Sex & Shenanigans

No one’s voice on audio sounds like we think we do…. It’s how others hear you. So you need to embrace how you sound because that’s you! … and I’m sure others love how you sound… so you should too!!
The first time I ever listened to myself I wasn’t very kind to me. Afterwards though I found a lot to appreciate about it. And also grounded myself in the knowledge no one has slapped duct tape over my mouth during so I couldn’t sound that bad 🤣
 
I have to listen to myself and critique myself for school. Every time I hear myself I cringe and think it must be horrible for those that have to listen to me.

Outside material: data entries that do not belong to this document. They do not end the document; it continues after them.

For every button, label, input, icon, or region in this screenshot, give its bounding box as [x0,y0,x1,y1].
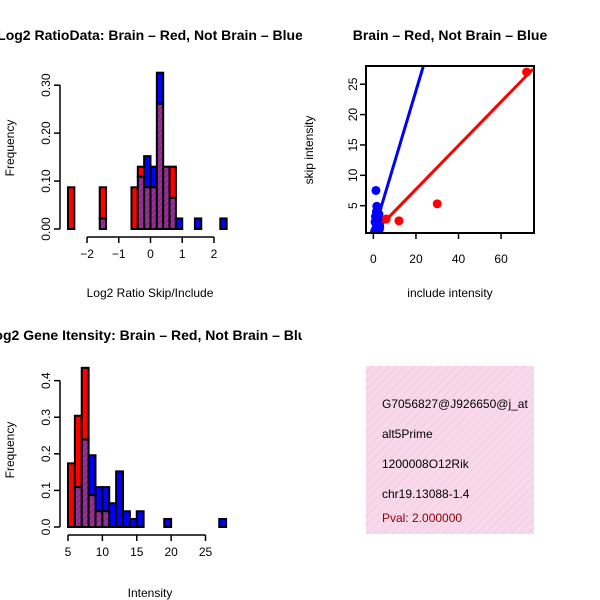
histogram-1-bar-blue-11 [219,217,228,231]
histogram-1-bar-red-8 [168,165,177,199]
histogram-3-x-tick-label-0: 5 [65,545,72,559]
scatter-point-blue-0 [371,185,381,195]
info-panel: G7056827@J926650@j_at alt5Prime 1200008O… [366,366,534,534]
histogram-3-bar-blue-12 [218,517,228,529]
histogram-1-bar-blue-10 [193,217,203,231]
histogram-3-x-tick-label-3: 20 [164,545,178,559]
scatter-fit-line-blue [371,66,425,233]
ratio-histogram-bars [67,71,228,231]
scatter-y-tick-label-1: 10 [346,168,360,182]
histogram-1-x-tick-label-0: −2 [80,247,94,261]
info-gene-name: 1200008O12Rik [382,457,470,471]
intensity-histogram-title: Log2 Gene Itensity: Brain – Red, Not Bra… [0,327,314,343]
histogram-1-bar-red-1 [98,186,108,220]
scatter-y-tick-label-2: 15 [346,138,360,152]
histogram-3-bar-overlap-1 [73,486,83,528]
scatter-x-tick-label-2: 40 [452,252,466,266]
histogram-3-bar-blue-4 [94,486,104,513]
histogram-1-bar-blue-9 [174,217,184,231]
histogram-1-y-tick-label-3: 0.30 [39,73,53,97]
ratio-histogram-title: Log2 RatioData: Brain – Red, Not Brain –… [0,27,303,43]
info-event-type: alt5Prime [382,427,433,441]
histogram-3-x-tick-label-2: 15 [130,545,144,559]
histogram-3-bar-overlap-2 [80,438,90,528]
scatter-point-red-3 [381,214,391,224]
histogram-3-bar-red-0 [67,462,76,528]
intensity-scatter-title: Brain – Red, Not Brain – Blue [353,27,548,43]
intensity-histogram-ylabel: Frequency [3,422,17,479]
histogram-1-bar-red-0 [67,186,76,231]
histogram-3-bar-overlap-4 [94,510,104,528]
scatter-y-tick-label-0: 5 [346,202,360,209]
histogram-3-bar-red-2 [80,366,90,441]
histogram-1-y-tick-label-1: 0.10 [39,169,53,193]
histogram-3-x-tick-label-1: 10 [96,545,110,559]
info-probe-id: G7056827@J926650@j_at [382,397,528,411]
scatter-clip-group [370,66,533,233]
histogram-3-bar-blue-8 [122,510,131,528]
histogram-1-y-tick-label-2: 0.20 [39,121,53,145]
histogram-1-y-tick-label-0: 0.00 [39,217,53,241]
histogram-1-x-tick-label-3: 1 [179,247,186,261]
ratio-histogram-xlabel: Log2 Ratio Skip/Include [87,286,214,300]
intensity-scatter-ylabel: skip intensity [302,116,316,185]
intensity-scatter-plot [370,66,533,233]
histogram-3-y-tick-label-4: 0.4 [39,372,53,389]
histogram-3-bar-blue-10 [135,510,145,528]
histogram-3-x-tick-label-4: 25 [199,545,213,559]
scatter-x-tick-label-0: 0 [370,252,377,266]
scatter-y-tick-label-3: 20 [346,108,360,122]
histogram-3-bar-red-1 [73,414,83,489]
intensity-scatter: Brain – Red, Not Brain – Blue 0 20 40 60 5 10… [302,27,547,300]
scatter-point-red-1 [432,199,442,209]
histogram-3-bar-overlap-3 [87,494,97,529]
intensity-histogram-xlabel: Intensity [128,586,173,600]
histogram-3-bar-blue-9 [128,517,138,529]
info-location: chr19.13088-1.4 [382,487,470,501]
histogram-3-y-tick-label-0: 0.0 [39,518,53,535]
histogram-3-bar-blue-6 [108,502,118,529]
ratio-histogram-ylabel: Frequency [3,120,17,177]
intensity-scatter-axes: 0 20 40 60 5 10 15 20 25 [346,77,508,266]
scatter-x-tick-label-3: 60 [494,252,508,266]
histogram-3-bar-blue-3 [87,454,97,497]
intensity-histogram: Log2 Gene Itensity: Brain – Red, Not Bra… [0,327,314,600]
histogram-1-x-tick-label-4: 2 [211,247,218,261]
scatter-point-red-0 [522,67,532,77]
ratio-histogram-axes: −2 −1 0 1 2 0.00 0.10 0.20 0.30 [39,73,218,261]
intensity-histogram-axes: 5 10 15 20 25 0.0 0.1 0.2 0.3 0.4 [39,372,212,559]
histogram-3-y-tick-label-1: 0.1 [39,482,53,499]
scatter-point-red-2 [394,216,404,226]
histogram-1-bar-overlap-1 [98,217,108,231]
intensity-scatter-frame [365,65,535,234]
histogram-3-bar-blue-11 [163,517,173,529]
histogram-1-bar-blue-6 [155,71,165,105]
scatter-x-tick-label-1: 20 [409,252,423,266]
histogram-3-bar-blue-5 [101,486,111,513]
histogram-3-bar-blue-7 [115,470,124,528]
info-panel-background [366,366,534,534]
scatter-y-tick-label-4: 25 [346,77,360,91]
intensity-scatter-xlabel: include intensity [407,286,492,300]
histogram-1-bar-overlap-8 [168,196,177,231]
histogram-3-y-tick-label-3: 0.3 [39,409,53,426]
histogram-3-y-tick-label-2: 0.2 [39,445,53,462]
ratio-histogram: Log2 RatioData: Brain – Red, Not Brain –… [0,27,303,300]
scatter-point-blue-12 [370,226,380,233]
scatter-fit-line-red [372,67,533,233]
histogram-1-x-tick-label-2: 0 [147,247,154,261]
info-pval: Pval: 2.000000 [382,511,462,525]
intensity-histogram-bars [67,366,228,529]
histogram-1-x-tick-label-1: −1 [112,247,126,261]
histogram-3-bar-overlap-5 [101,510,111,528]
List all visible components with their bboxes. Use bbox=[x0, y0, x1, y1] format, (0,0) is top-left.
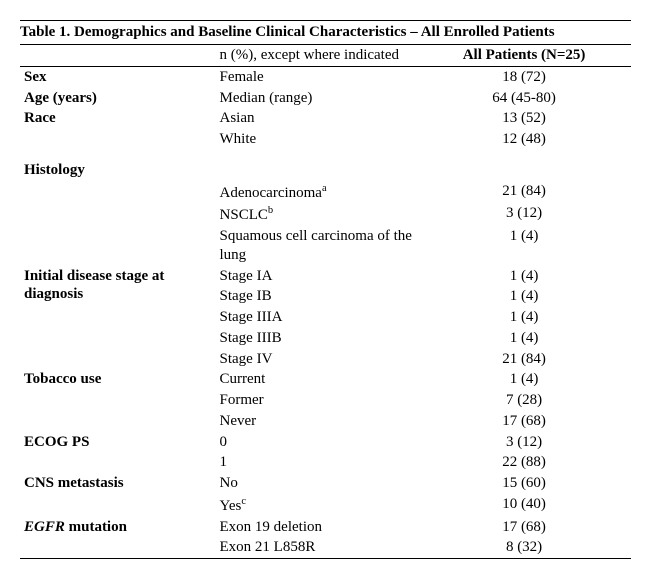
cell-val: 1 (4) bbox=[417, 307, 631, 328]
row-label-cns: CNS metastasis bbox=[20, 473, 216, 494]
cell-sub: Asian bbox=[216, 108, 418, 129]
cell-val: 13 (52) bbox=[417, 108, 631, 129]
cell-val: 1 (4) bbox=[417, 226, 631, 266]
row-label-histology: Histology bbox=[20, 160, 216, 181]
spacer-row bbox=[20, 150, 631, 160]
cell-val: 1 (4) bbox=[417, 266, 631, 287]
cell-val: 21 (84) bbox=[417, 349, 631, 370]
table-row: Histology bbox=[20, 160, 631, 181]
cell-val: 10 (40) bbox=[417, 494, 631, 517]
table-row: Squamous cell carcinoma of the lung 1 (4… bbox=[20, 226, 631, 266]
row-label-age: Age (years) bbox=[20, 88, 216, 109]
cell-val: 12 (48) bbox=[417, 129, 631, 150]
cell-val: 17 (68) bbox=[417, 517, 631, 538]
header-val: All Patients (N=25) bbox=[417, 45, 631, 66]
table-row: Sex Female 18 (72) bbox=[20, 66, 631, 87]
cell-val: 21 (84) bbox=[417, 181, 631, 204]
header-row: n (%), except where indicated All Patien… bbox=[20, 45, 631, 66]
cell-sub: Adenocarcinomaa bbox=[216, 181, 418, 204]
cell-sub: Never bbox=[216, 411, 418, 432]
cell-sub: Exon 21 L858R bbox=[216, 537, 418, 558]
table-row: EGFR mutation Exon 19 deletion 17 (68) bbox=[20, 517, 631, 538]
row-label-ecog: ECOG PS bbox=[20, 432, 216, 453]
cell-sub: 0 bbox=[216, 432, 418, 453]
cell-sub: Former bbox=[216, 390, 418, 411]
cell-sub: White bbox=[216, 129, 418, 150]
cell-val: 7 (28) bbox=[417, 390, 631, 411]
table-row: Initial disease stage at diagnosis Stage… bbox=[20, 266, 631, 287]
table-row: Former 7 (28) bbox=[20, 390, 631, 411]
table-row: Stage IIIB 1 (4) bbox=[20, 328, 631, 349]
header-sub: n (%), except where indicated bbox=[216, 45, 418, 66]
cell-sub: Female bbox=[216, 66, 418, 87]
table-row: Exon 21 L858R 8 (32) bbox=[20, 537, 631, 558]
cell-val: 8 (32) bbox=[417, 537, 631, 558]
table-row: Age (years) Median (range) 64 (45-80) bbox=[20, 88, 631, 109]
cell-sub: Squamous cell carcinoma of the lung bbox=[216, 226, 418, 266]
table-row: Stage IIIA 1 (4) bbox=[20, 307, 631, 328]
cell-sub: Stage IV bbox=[216, 349, 418, 370]
table-row: Adenocarcinomaa 21 (84) bbox=[20, 181, 631, 204]
cell-sub: Stage IA bbox=[216, 266, 418, 287]
cell-val: 18 (72) bbox=[417, 66, 631, 87]
table-row: Stage IV 21 (84) bbox=[20, 349, 631, 370]
cell-val: 22 (88) bbox=[417, 452, 631, 473]
cell-sub: Stage IB bbox=[216, 286, 418, 307]
table-row: Never 17 (68) bbox=[20, 411, 631, 432]
row-label-race: Race bbox=[20, 108, 216, 129]
cell-sub: Median (range) bbox=[216, 88, 418, 109]
row-label-egfr: EGFR mutation bbox=[20, 517, 216, 538]
table-row: Race Asian 13 (52) bbox=[20, 108, 631, 129]
table-row: NSCLCb 3 (12) bbox=[20, 203, 631, 226]
cell-val: 64 (45-80) bbox=[417, 88, 631, 109]
cell-val: 1 (4) bbox=[417, 286, 631, 307]
table-row: ECOG PS 0 3 (12) bbox=[20, 432, 631, 453]
cell-sub: NSCLCb bbox=[216, 203, 418, 226]
cell-val: 3 (12) bbox=[417, 203, 631, 226]
cell-val: 1 (4) bbox=[417, 328, 631, 349]
demographics-table: n (%), except where indicated All Patien… bbox=[20, 45, 631, 559]
table-row: White 12 (48) bbox=[20, 129, 631, 150]
cell-sub: Stage IIIA bbox=[216, 307, 418, 328]
cell-sub: Exon 19 deletion bbox=[216, 517, 418, 538]
cell-val: 1 (4) bbox=[417, 369, 631, 390]
row-label-stage: Initial disease stage at diagnosis bbox=[20, 266, 216, 308]
row-label-tobacco: Tobacco use bbox=[20, 369, 216, 390]
table-row: 1 22 (88) bbox=[20, 452, 631, 473]
table-title: Table 1. Demographics and Baseline Clini… bbox=[20, 20, 631, 45]
cell-sub: No bbox=[216, 473, 418, 494]
row-label-sex: Sex bbox=[20, 66, 216, 87]
cell-val: 17 (68) bbox=[417, 411, 631, 432]
table-row: CNS metastasis No 15 (60) bbox=[20, 473, 631, 494]
cell-sub: Current bbox=[216, 369, 418, 390]
cell-val: 3 (12) bbox=[417, 432, 631, 453]
cell-val: 15 (60) bbox=[417, 473, 631, 494]
table-row: Yesc 10 (40) bbox=[20, 494, 631, 517]
cell-sub: Yesc bbox=[216, 494, 418, 517]
cell-sub: Stage IIIB bbox=[216, 328, 418, 349]
table-row: Tobacco use Current 1 (4) bbox=[20, 369, 631, 390]
cell-sub: 1 bbox=[216, 452, 418, 473]
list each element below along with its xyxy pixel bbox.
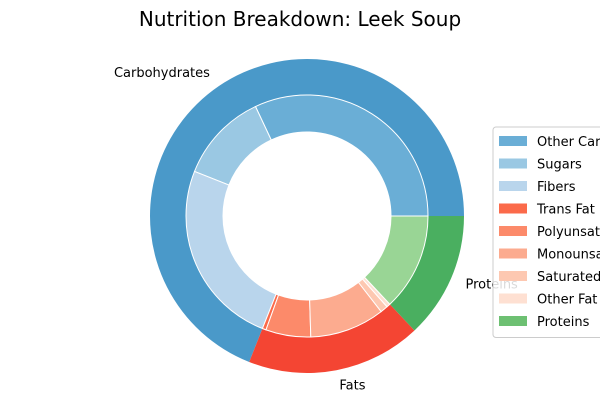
legend-label: Polyunsaturated Fat bbox=[537, 225, 600, 240]
legend-label: Proteins bbox=[537, 315, 590, 330]
legend-swatch bbox=[499, 158, 527, 169]
legend-label: Trans Fat bbox=[536, 203, 595, 218]
inner-wedge-proteins bbox=[363, 215, 429, 305]
legend-swatch bbox=[499, 248, 527, 259]
legend-label: Other Fat bbox=[537, 293, 597, 308]
legend-swatch bbox=[499, 316, 527, 326]
outer-wedge-fats bbox=[249, 304, 415, 374]
outer-label-fats: Fats bbox=[339, 379, 365, 394]
outer-label-carbohydrates: Carbohydrates bbox=[114, 66, 210, 81]
legend-label: Monounsaturated Fat bbox=[537, 248, 600, 263]
legend-frame bbox=[492, 126, 600, 338]
legend-swatch bbox=[499, 203, 527, 214]
legend-label: Saturated Fat bbox=[537, 270, 600, 285]
outer-wedge-proteins bbox=[389, 216, 464, 331]
chart-title: Nutrition Breakdown: Leek Soup bbox=[139, 7, 461, 31]
legend: Other Carbohydrates Sugars Fibers Trans Fat… bbox=[492, 126, 600, 338]
legend-label: Other Carbohydrates bbox=[537, 135, 600, 150]
inner-ring bbox=[185, 94, 429, 338]
legend-label: Sugars bbox=[537, 158, 582, 173]
legend-swatch bbox=[499, 226, 527, 236]
legend-swatch bbox=[499, 271, 527, 281]
legend-swatch bbox=[499, 136, 527, 146]
legend-label: Fibers bbox=[537, 180, 576, 195]
legend-swatch bbox=[499, 181, 527, 191]
outer-ring bbox=[150, 59, 464, 374]
legend-swatch bbox=[499, 293, 527, 304]
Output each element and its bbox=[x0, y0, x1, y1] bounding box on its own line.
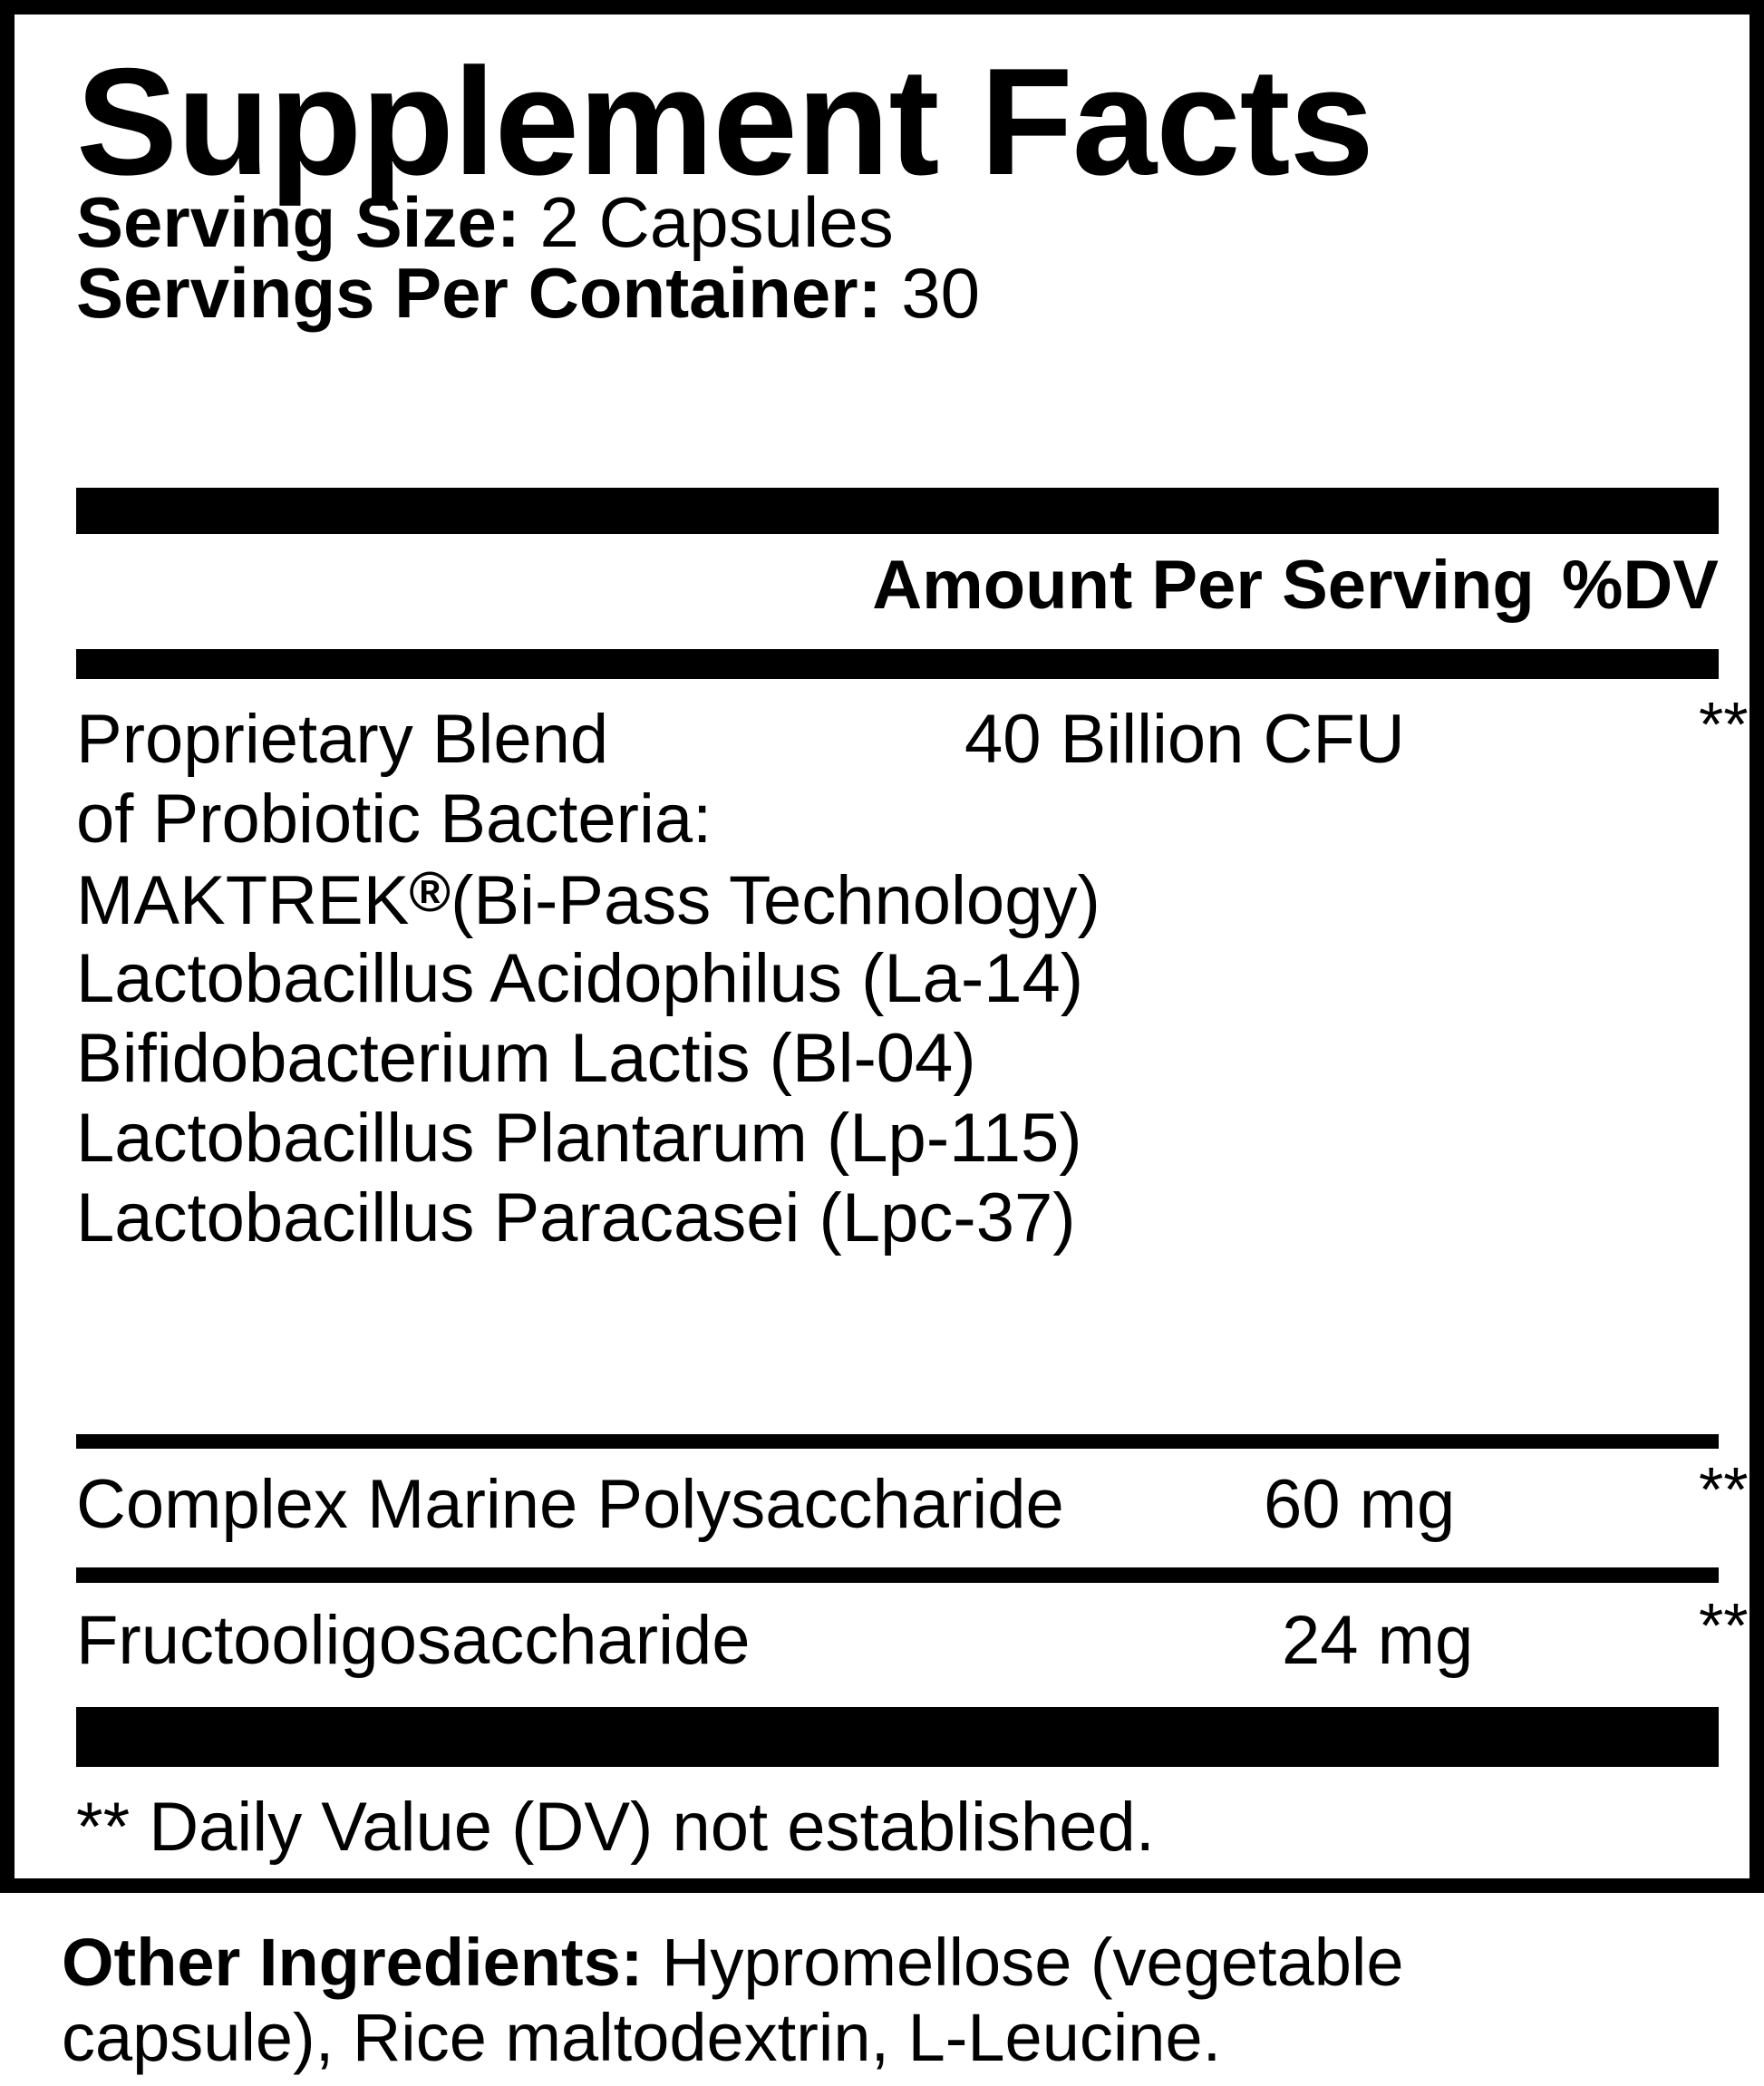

But no one has complained that I know of and my closest friends have never said anything about me sounding weird so I content myself that my voice must be OK
 
I have 4 younger brothers. For years, our wives said we sounded alike. We'd always look at each other and pull a face. "No. No we don't." Then I got home after class one day and saw I had a message on our machine. It was "Three of Six", but for almost a minute I thought, "Fuck! How drunk was I last night? I don't remember calling and leaving this message."
 
Yeah I absolutely hate my voice but enough people have told me they like it that I’m choosing to believe them over the toxic voice in my head that’s always an asshole and saying bad things. That guy sucks and I wish he’d talk less.
What kind of nonsense is this? Fuck that asshole.